Grasshoppers, Crickets, Katydids, and Locusts
These are by far my favorite insects to eat. They can be eaten fried, roasted on hot rocks, ground and made into soup, and sprinkled over other dishes. Simply remove the distal portions of the legs, the wings and with grasshopper and locusts, carefully pull of the head to remove the entrails. On cool mornings you can catch great quantities of sluggish grasshoppers, and katydids. Don't eat raw grasshoppers and katydids as they can carry nematodes which are perfectly happy to take on a human host.

Earthworms
Have you ever fiddled earthworms or used black walnut hulls to force them to the surface? You might be surprised at how many you can harvest with these two methods.
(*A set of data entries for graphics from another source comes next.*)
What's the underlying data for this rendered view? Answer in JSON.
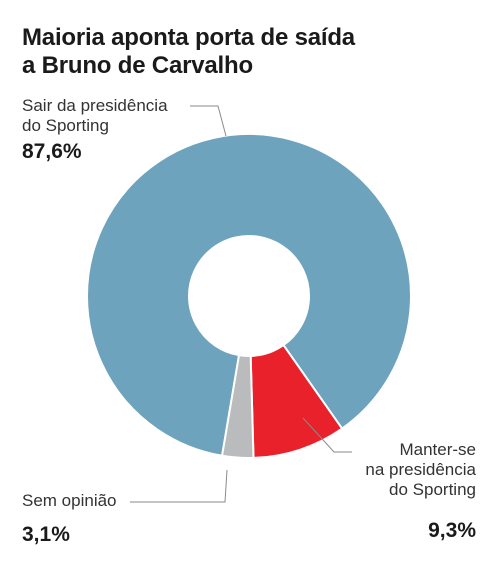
{
  "title": {
    "line1": "Maioria aponta porta de saída",
    "line2": "a Bruno de Carvalho"
  },
  "chart_data": {
    "type": "pie",
    "donut": true,
    "title": "Maioria aponta porta de saída a Bruno de Carvalho",
    "slices": [
      {
        "label": "Sair da presidência do Sporting",
        "label_lines": [
          "Sair da presidência",
          "do Sporting"
        ],
        "value": 87.6,
        "value_text": "87,6%",
        "color": "#6ea3bd"
      },
      {
        "label": "Manter-se na presidência do Sporting",
        "label_lines": [
          "Manter-se",
          "na presidência",
          "do Sporting"
        ],
        "value": 9.3,
        "value_text": "9,3%",
        "color": "#e8212b"
      },
      {
        "label": "Sem opinião",
        "label_lines": [
          "Sem opinião"
        ],
        "value": 3.1,
        "value_text": "3,1%",
        "color": "#b9bbbd"
      }
    ],
    "legend": "none",
    "grid": false
  }
}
Take earthworms, let them purge their alimentary canals of waste materials for a day and then dry, grind and add as an extra to any other food you have cooking on the campfire for a nice protein rich addition. Earthworms also make a very nice smooth pate.

Snails
I absolutely love to eat snails which have been sauteed in wine, garlic and butter. In many areas during moist warm weather you can gather large quantities of these slow moving mollusks. Purge for 24 hours, and cook as mentioned above. You can stuff them back in the shell or simply eat as is. There are few regular foods which are such a taste treat.

The insects listed above are only a few of the countless you can experiment with as culinary additions to your diet. You are only limited by your willingness to set aside culture preconceptions about eating insects. Open your mind and your mouth, and experience what you might be surprised to find you enjoy and, munch away. Pound for pound insects offer us an option when trying to find a ready source of
protein on survival outings or, simply as creative alternatives to our hum drum everyday diets.